Jack Addenbrooke

Personal information
- Full name: John Henry Addenbrooke
- Date of birth: 6 June 1865
- Place of birth: Wolverhampton, England
- Date of death: 7 September 1922 (aged 57)
- Place of death: Wolverhampton, England

Senior career*
- Years: Team / Apps / (Gls)
- 1883–1885: Wolverhampton Wanderers / 0 / (0)

Managerial career
- 1885–1922: Wolverhampton Wanderers

= Jack Addenbrooke =

English footballer and manager

John Henry Addenbrooke (6 June 1865 – 7 September 1922) was an English football player and manager, who spent his career with Wolverhampton Wanderers.

==Career==
Addenbrooke was one of the founding members of Wolverhampton Wanderers (as St. Lukes F.C.) in 1877 while working as a teacher at St. Luke's School in Blakenhall. He moved to Saltley College in Birmingham, but in 1883 joined Wolves as a player, playing as a forward in their reserve side, but never making a first team appearance.
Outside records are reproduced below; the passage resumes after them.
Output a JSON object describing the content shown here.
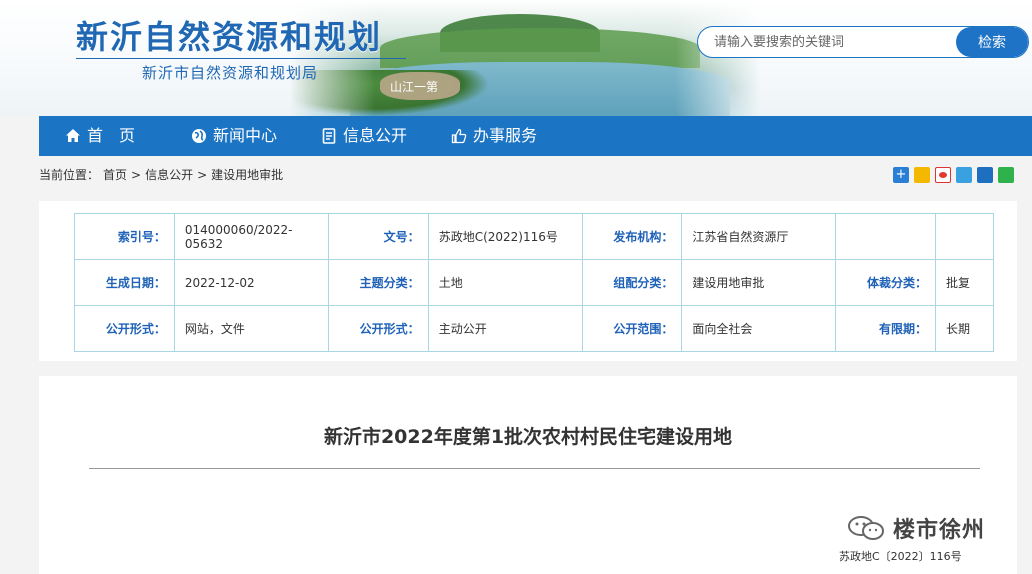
{
  "header": {
    "title": "新沂自然资源和规划",
    "subtitle": "新沂市自然资源和规划局",
    "scene_caption": "山江一第",
    "search": {
      "placeholder": "请输入要搜索的关键词",
      "button": "检索"
    }
  },
  "nav": {
    "items": [
      {
        "label": "首　页",
        "icon": "home-icon"
      },
      {
        "label": "新闻中心",
        "icon": "globe-icon"
      },
      {
        "label": "信息公开",
        "icon": "document-icon"
      },
      {
        "label": "办事服务",
        "icon": "thumbs-up-icon"
      }
    ],
    "color": "#1c74c5"
  },
  "breadcrumb": {
    "prefix": "当前位置：",
    "items": [
      "首页",
      "信息公开",
      "建设用地审批"
    ],
    "sep1": ">",
    "sep2": ">"
  },
  "share_icons": [
    "share-plus-icon",
    "qzone-icon",
    "weibo-icon",
    "tencent-icon",
    "renren-icon",
    "wechat-icon"
  ],
  "meta": {
    "rows": [
      [
        {
          "k": "索引号：",
          "v": "014000060/2022-05632"
        },
        {
          "k": "文号：",
          "v": "苏政地C(2022)116号"
        },
        {
          "k": "发布机构：",
          "v": "江苏省自然资源厅"
        },
        {
          "k": "",
          "v": ""
        }
      ],
      [
        {
          "k": "生成日期：",
          "v": "2022-12-02"
        },
        {
          "k": "主题分类：",
          "v": "土地"
        },
        {
          "k": "组配分类：",
          "v": "建设用地审批"
        },
        {
          "k": "体裁分类：",
          "v": "批复"
        }
      ],
      [
        {
          "k": "公开形式：",
          "v": "网站，文件"
        },
        {
          "k": "公开形式：",
          "v": "主动公开"
        },
        {
          "k": "公开范围：",
          "v": "面向全社会"
        },
        {
          "k": "有限期：",
          "v": "长期"
        }
      ]
    ]
  },
  "article": {
    "title": "新沂市2022年度第1批次农村村民住宅建设用地",
    "watermark": "楼市徐州",
    "doc_number": "苏政地C〔2022〕116号"
  }
}
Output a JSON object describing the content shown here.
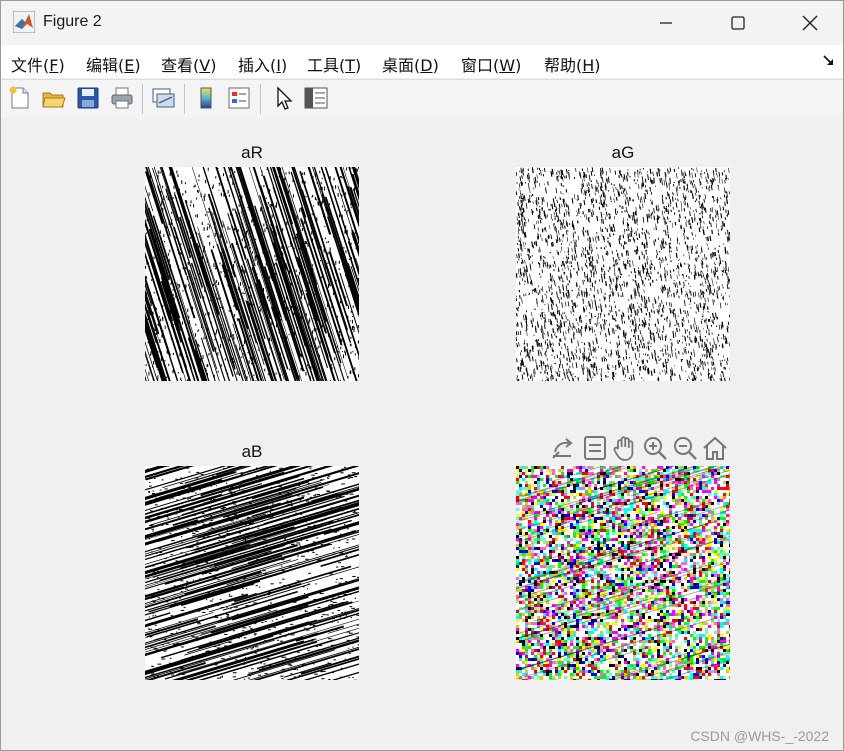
{
  "window": {
    "title": "Figure 2"
  },
  "menu": [
    {
      "label": "文件(",
      "key": "F",
      "end": ")"
    },
    {
      "label": "编辑(",
      "key": "E",
      "end": ")"
    },
    {
      "label": "查看(",
      "key": "V",
      "end": ")"
    },
    {
      "label": "插入(",
      "key": "I",
      "end": ")"
    },
    {
      "label": "工具(",
      "key": "T",
      "end": ")"
    },
    {
      "label": "桌面(",
      "key": "D",
      "end": ")"
    },
    {
      "label": "窗口(",
      "key": "W",
      "end": ")"
    },
    {
      "label": "帮助(",
      "key": "H",
      "end": ")"
    }
  ],
  "toolbar": {
    "icons": [
      "new-figure-icon",
      "open-file-icon",
      "save-icon",
      "print-icon",
      "link-plot-icon",
      "colorbar-icon",
      "legend-icon",
      "pointer-icon",
      "property-inspector-icon"
    ]
  },
  "axes": [
    {
      "title": "aR",
      "pattern": "steep-diagonal-noise",
      "color": "#000000"
    },
    {
      "title": "aG",
      "pattern": "vertical-noise",
      "color": "#000000"
    },
    {
      "title": "aB",
      "pattern": "shallow-diagonal-noise",
      "color": "#000000"
    },
    {
      "title": "",
      "pattern": "rgb-noise",
      "color": "#ff00ff"
    }
  ],
  "axes_toolbar": {
    "icons": [
      "export-icon",
      "data-tips-icon",
      "pan-hand-icon",
      "zoom-in-icon",
      "zoom-out-icon",
      "home-icon"
    ]
  },
  "watermark": "CSDN @WHS-_-2022"
}
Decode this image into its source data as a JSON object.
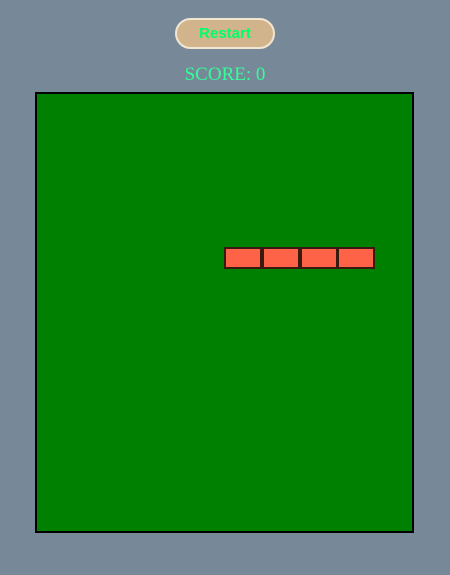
{
  "controls": {
    "restart_label": "Restart"
  },
  "score": {
    "label": "SCORE:",
    "value": "0"
  },
  "board": {
    "background": "#008000",
    "border": "#000000"
  },
  "snake": {
    "color": "#ff6347",
    "length": 4
  },
  "colors": {
    "page_background": "#778899",
    "button_background": "#d2b48c",
    "button_text": "#00ff66",
    "score_text": "#33ff99"
  }
}
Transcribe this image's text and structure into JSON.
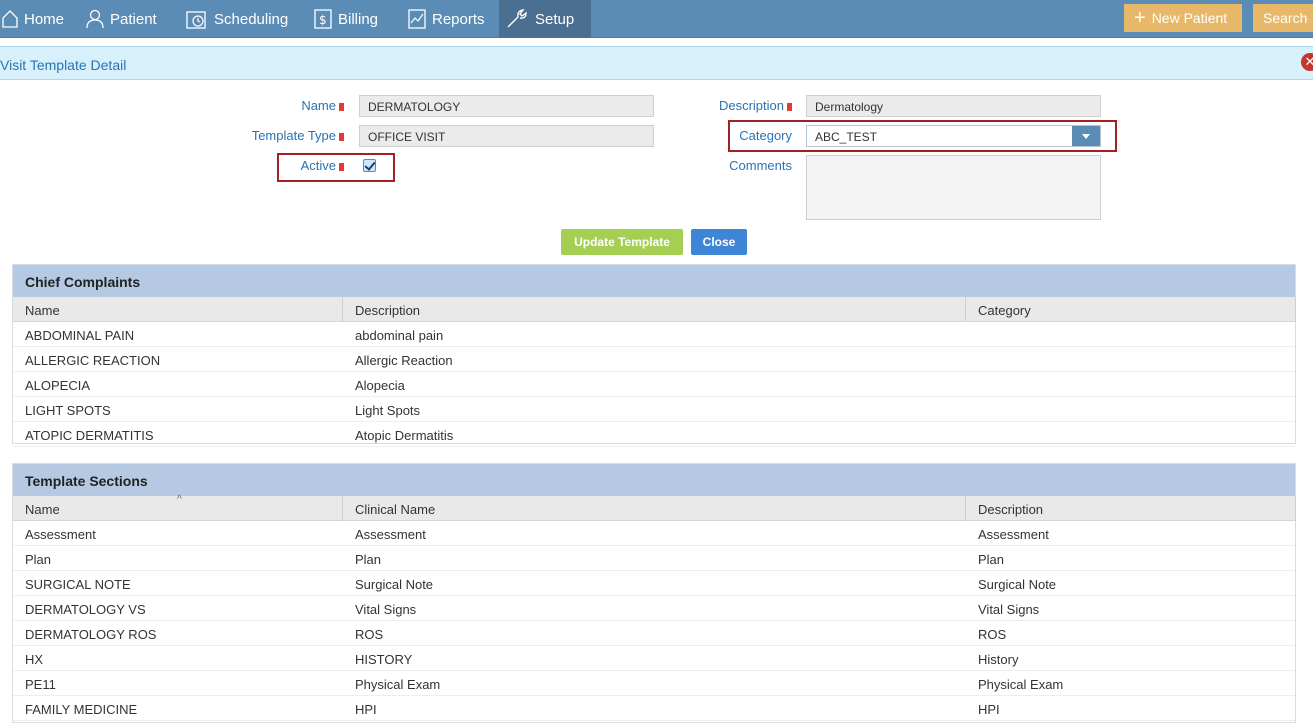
{
  "nav": {
    "items": [
      {
        "label": "Home",
        "icon": "home-icon"
      },
      {
        "label": "Patient",
        "icon": "user-icon"
      },
      {
        "label": "Scheduling",
        "icon": "calendar-clock-icon"
      },
      {
        "label": "Billing",
        "icon": "dollar-icon"
      },
      {
        "label": "Reports",
        "icon": "chart-icon"
      },
      {
        "label": "Setup",
        "icon": "wrench-icon"
      }
    ],
    "new_patient": "New Patient",
    "search": "Search"
  },
  "titlebar": {
    "title": "Visit Template Detail"
  },
  "form": {
    "name_label": "Name",
    "name_value": "DERMATOLOGY",
    "template_type_label": "Template Type",
    "template_type_value": "OFFICE VISIT",
    "active_label": "Active",
    "active_checked": true,
    "description_label": "Description",
    "description_value": "Dermatology",
    "category_label": "Category",
    "category_value": "ABC_TEST",
    "comments_label": "Comments",
    "comments_value": "",
    "update_button": "Update Template",
    "close_button": "Close"
  },
  "chief_complaints": {
    "title": "Chief Complaints",
    "columns": [
      "Name",
      "Description",
      "Category"
    ],
    "rows": [
      [
        "ABDOMINAL PAIN",
        "abdominal pain",
        ""
      ],
      [
        "ALLERGIC REACTION",
        "Allergic Reaction",
        ""
      ],
      [
        "ALOPECIA",
        "Alopecia",
        ""
      ],
      [
        "LIGHT SPOTS",
        "Light Spots",
        ""
      ],
      [
        "ATOPIC DERMATITIS",
        "Atopic Dermatitis",
        ""
      ]
    ]
  },
  "template_sections": {
    "title": "Template Sections",
    "columns": [
      "Name",
      "Clinical Name",
      "Description"
    ],
    "rows": [
      [
        "Assessment",
        "Assessment",
        "Assessment"
      ],
      [
        "Plan",
        "Plan",
        "Plan"
      ],
      [
        "SURGICAL NOTE",
        "Surgical Note",
        "Surgical Note"
      ],
      [
        "DERMATOLOGY VS",
        "Vital Signs",
        "Vital Signs"
      ],
      [
        "DERMATOLOGY ROS",
        "ROS",
        "ROS"
      ],
      [
        "HX",
        "HISTORY",
        "History"
      ],
      [
        "PE11",
        "Physical Exam",
        "Physical Exam"
      ],
      [
        "FAMILY MEDICINE",
        "HPI",
        "HPI"
      ]
    ]
  },
  "colors": {
    "nav": "#5b8cb6",
    "accent": "#e8b86a",
    "update": "#a5cf52",
    "close": "#3f85d5"
  }
}
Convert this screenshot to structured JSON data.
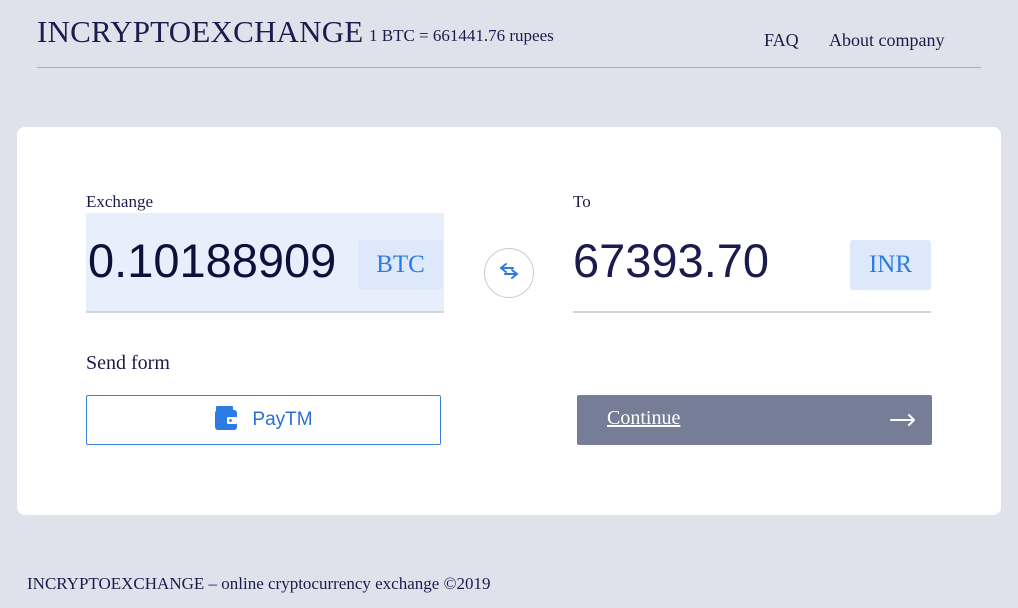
{
  "header": {
    "brand": "INCRYPTOEXCHANGE",
    "rate": "1 BTC = 661441.76 rupees",
    "nav": {
      "faq": "FAQ",
      "about": "About company"
    }
  },
  "exchange": {
    "from_label": "Exchange",
    "from_amount": "0.10188909",
    "from_currency": "BTC",
    "to_label": "To",
    "to_amount": "67393.70",
    "to_currency": "INR",
    "swap_icon": "swap-arrows-icon"
  },
  "send_form": {
    "label": "Send form",
    "method": "PayTM",
    "method_icon": "wallet-icon"
  },
  "continue": {
    "label": "Continue",
    "icon": "long-arrow-right-icon"
  },
  "footer": {
    "text": "INCRYPTOEXCHANGE – online cryptocurrency exchange ©2019"
  },
  "colors": {
    "background": "#dfe2ea",
    "card": "#ffffff",
    "text": "#1c1b4d",
    "accent": "#2b7be5",
    "from_highlight": "#e8effc",
    "currency_badge": "#dde9fb",
    "continue_button": "#767d96"
  }
}
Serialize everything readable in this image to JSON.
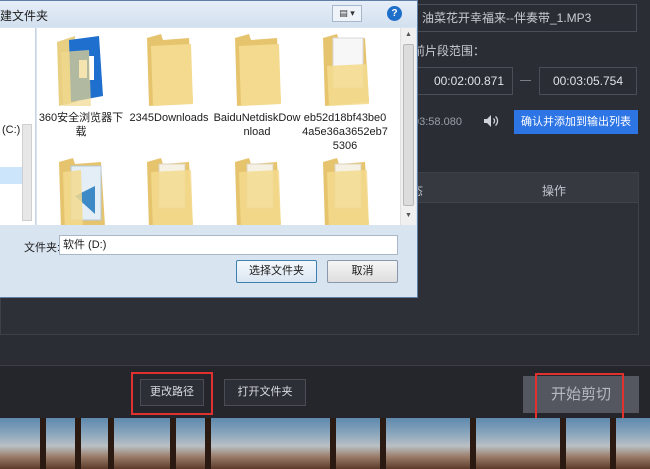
{
  "app": {
    "file_name": "油菜花开幸福来--伴奏带_1.MP3",
    "range_label": "前片段范围：",
    "start_time": "00:02:00.871",
    "end_time": "00:03:05.754",
    "current_time": "03:58.080",
    "confirm_button": "确认并添加到输出列表",
    "list_columns": {
      "status": "态",
      "action": "操作"
    },
    "change_path_button": "更改路径",
    "open_folder_button": "打开文件夹",
    "start_button": "开始剪切",
    "accent_color": "#2d74e4",
    "highlight_color": "#e0312f"
  },
  "dialog": {
    "title": "建文件夹",
    "view_icon": "view-menu-icon",
    "help_icon": "help-icon",
    "drive_label": "(C:)",
    "items": [
      {
        "label": "360安全浏览器下载",
        "icon": "folder-360-icon"
      },
      {
        "label": "2345Downloads",
        "icon": "folder-icon"
      },
      {
        "label": "BaiduNetdiskDownload",
        "icon": "folder-icon"
      },
      {
        "label": "eb52d18bf43be04a5e36a3652eb75306",
        "icon": "folder-document-icon"
      },
      {
        "label": "",
        "icon": "folder-video-icon"
      },
      {
        "label": "",
        "icon": "folder-icon"
      },
      {
        "label": "",
        "icon": "folder-icon"
      },
      {
        "label": "",
        "icon": "folder-icon"
      }
    ],
    "folder_label": "文件夹:",
    "folder_value": "软件 (D:)",
    "select_button": "选择文件夹",
    "cancel_button": "取消"
  }
}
In August 1885 he was appointed as Wolves' first-ever paid secretary-manager, guiding the side to FA Cup wins in 1893 and 1908 and runners-up in 1889, 1896 and 1921. He was awarded an English Football League long-service medal in 1909.

He took leave from the club in June 1922 due to ill health and died just months later. His 37-year term as manager of Wolves remains the longest in club history.